There has been one child death associated with influenza in the 2020-2021 flu season, the Centers for Disease Control and Prevention reports, a steep decline from the nearly 200 deaths in two of the past three seasons. The numbers follow a trend this most-recent flu season in which flu cases have been at their lowest level in decades.
The CDC reports there were 188 deaths in the 2017-18 season, 144 deaths in the 2018-19 season and 195 deaths in the 2019-20 season. But there was just one this season, occurring late last year.
This flu season was the lowest on record, the CDC said last month, citing a surveillance system that is 25 years old. Hospitals say the usual steady stream of flu-stricken patients never materialized.

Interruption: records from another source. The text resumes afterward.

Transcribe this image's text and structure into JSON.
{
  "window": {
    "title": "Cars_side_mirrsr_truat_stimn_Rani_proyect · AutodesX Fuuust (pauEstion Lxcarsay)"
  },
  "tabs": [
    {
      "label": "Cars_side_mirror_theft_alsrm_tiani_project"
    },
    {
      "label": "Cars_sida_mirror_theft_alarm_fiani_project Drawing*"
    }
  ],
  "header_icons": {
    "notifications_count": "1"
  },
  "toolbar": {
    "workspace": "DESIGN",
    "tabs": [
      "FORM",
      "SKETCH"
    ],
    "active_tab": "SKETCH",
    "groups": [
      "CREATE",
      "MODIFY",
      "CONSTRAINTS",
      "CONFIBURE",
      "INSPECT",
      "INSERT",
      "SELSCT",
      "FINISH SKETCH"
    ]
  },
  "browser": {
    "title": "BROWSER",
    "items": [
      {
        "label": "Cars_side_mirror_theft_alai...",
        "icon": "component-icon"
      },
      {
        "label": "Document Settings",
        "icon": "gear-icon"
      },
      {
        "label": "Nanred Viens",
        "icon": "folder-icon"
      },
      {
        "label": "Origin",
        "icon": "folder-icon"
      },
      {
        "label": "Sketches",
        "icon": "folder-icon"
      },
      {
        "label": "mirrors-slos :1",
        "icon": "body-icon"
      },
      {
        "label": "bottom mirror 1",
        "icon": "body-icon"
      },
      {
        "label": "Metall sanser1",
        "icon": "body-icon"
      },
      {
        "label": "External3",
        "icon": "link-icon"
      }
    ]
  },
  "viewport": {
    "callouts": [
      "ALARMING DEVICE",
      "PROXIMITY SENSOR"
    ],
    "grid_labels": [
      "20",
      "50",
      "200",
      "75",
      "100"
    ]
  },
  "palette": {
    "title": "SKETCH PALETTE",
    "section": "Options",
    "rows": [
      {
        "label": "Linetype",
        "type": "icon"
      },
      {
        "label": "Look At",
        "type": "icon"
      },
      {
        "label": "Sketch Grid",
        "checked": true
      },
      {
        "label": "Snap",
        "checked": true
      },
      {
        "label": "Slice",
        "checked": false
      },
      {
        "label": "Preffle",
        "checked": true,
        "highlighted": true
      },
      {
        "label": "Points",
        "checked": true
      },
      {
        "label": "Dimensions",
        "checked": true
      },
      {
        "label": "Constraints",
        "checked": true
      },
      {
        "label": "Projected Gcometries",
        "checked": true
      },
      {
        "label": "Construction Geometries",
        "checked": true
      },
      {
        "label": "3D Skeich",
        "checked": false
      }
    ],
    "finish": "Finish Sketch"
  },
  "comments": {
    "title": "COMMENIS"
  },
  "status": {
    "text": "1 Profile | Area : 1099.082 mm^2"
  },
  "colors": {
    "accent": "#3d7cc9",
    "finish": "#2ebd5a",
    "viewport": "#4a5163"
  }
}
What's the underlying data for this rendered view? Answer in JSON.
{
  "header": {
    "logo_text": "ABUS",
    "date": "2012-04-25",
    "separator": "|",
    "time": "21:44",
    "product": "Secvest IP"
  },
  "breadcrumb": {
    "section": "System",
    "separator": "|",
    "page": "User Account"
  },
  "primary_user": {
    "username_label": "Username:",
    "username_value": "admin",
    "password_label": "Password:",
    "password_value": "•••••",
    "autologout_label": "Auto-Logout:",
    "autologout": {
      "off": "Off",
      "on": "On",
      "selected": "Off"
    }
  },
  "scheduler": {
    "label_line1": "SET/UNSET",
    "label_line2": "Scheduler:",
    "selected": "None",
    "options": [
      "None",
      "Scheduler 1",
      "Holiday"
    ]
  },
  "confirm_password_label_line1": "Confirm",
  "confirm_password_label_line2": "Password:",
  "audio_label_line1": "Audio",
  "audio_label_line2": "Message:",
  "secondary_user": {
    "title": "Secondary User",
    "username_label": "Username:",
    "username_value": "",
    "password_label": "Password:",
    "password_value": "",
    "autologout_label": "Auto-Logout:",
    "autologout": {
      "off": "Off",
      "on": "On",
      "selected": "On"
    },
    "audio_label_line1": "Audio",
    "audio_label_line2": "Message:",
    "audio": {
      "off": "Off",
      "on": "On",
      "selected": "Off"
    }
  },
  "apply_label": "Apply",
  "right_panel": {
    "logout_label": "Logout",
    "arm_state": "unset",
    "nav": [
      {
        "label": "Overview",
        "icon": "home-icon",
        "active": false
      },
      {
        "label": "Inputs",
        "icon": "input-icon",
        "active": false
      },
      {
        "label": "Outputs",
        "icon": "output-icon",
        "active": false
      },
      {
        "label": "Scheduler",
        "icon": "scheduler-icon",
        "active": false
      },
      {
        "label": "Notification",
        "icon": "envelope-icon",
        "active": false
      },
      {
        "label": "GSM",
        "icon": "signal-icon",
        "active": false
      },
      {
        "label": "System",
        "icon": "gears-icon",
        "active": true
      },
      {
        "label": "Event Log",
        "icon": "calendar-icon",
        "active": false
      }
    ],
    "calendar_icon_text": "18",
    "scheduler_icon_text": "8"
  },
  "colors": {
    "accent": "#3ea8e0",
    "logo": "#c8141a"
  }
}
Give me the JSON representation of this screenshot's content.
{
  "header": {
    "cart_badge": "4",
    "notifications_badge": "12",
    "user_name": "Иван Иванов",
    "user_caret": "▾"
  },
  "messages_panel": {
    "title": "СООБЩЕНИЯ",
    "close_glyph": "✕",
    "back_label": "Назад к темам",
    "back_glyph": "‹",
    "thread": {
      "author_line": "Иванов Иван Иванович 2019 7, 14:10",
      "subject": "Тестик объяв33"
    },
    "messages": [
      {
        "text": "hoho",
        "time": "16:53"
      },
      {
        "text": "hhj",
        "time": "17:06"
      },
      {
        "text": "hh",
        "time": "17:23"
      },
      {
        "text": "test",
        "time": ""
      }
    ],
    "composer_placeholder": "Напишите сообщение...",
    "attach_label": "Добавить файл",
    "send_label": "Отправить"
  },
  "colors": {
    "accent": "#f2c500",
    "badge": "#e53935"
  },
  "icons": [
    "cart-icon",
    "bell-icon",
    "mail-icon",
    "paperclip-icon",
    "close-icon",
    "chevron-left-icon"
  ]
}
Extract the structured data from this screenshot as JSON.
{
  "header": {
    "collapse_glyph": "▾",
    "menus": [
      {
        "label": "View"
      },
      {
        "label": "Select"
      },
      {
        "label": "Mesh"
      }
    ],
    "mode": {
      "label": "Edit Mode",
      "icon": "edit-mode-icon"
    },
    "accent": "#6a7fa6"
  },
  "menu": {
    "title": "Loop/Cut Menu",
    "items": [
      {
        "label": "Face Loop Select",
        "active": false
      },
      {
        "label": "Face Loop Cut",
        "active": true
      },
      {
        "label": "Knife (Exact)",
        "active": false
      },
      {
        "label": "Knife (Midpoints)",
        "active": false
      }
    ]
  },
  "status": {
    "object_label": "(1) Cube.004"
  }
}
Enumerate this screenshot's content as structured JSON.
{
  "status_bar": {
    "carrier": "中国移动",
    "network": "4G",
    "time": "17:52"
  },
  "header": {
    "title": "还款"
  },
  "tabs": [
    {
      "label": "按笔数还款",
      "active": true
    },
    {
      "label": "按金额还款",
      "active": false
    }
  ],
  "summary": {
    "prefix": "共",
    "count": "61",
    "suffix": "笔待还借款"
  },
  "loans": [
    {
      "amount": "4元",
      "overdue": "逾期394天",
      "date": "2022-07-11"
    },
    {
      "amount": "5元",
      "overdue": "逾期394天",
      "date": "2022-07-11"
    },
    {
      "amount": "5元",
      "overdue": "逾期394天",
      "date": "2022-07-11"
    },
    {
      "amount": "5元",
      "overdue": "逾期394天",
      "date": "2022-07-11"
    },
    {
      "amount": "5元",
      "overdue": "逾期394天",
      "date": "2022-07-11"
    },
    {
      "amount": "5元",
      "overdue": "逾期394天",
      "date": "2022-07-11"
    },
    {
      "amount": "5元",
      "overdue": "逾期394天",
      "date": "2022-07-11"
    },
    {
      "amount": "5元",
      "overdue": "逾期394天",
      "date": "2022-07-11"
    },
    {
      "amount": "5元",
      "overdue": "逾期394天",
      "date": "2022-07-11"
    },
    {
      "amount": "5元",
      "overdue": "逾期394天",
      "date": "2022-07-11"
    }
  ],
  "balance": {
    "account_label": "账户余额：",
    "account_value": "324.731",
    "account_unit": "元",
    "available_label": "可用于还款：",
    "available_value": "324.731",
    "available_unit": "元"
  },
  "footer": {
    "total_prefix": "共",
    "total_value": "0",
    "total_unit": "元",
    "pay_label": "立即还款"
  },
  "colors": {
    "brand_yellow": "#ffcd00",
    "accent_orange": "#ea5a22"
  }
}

Experts say that measures put in place to fend off the coronavirus — mask wearing, social distancing and virtual schooling — were a big factor in preventing a “twindemic” of flu and COVID-19. A push to get more people vaccinated against flu probably helped, too, as did fewer people traveling, they say.
Another possible explanation: The coronavirus has essentially muscled aside flu and other bugs that are more common in the fall and winter. Scientists don't fully understand the mechanism behind that, but it would be consistent with patterns seen when certain flu strains predominate over others, said Dr. Arnold Monto, a flu expert at the University of Michigan.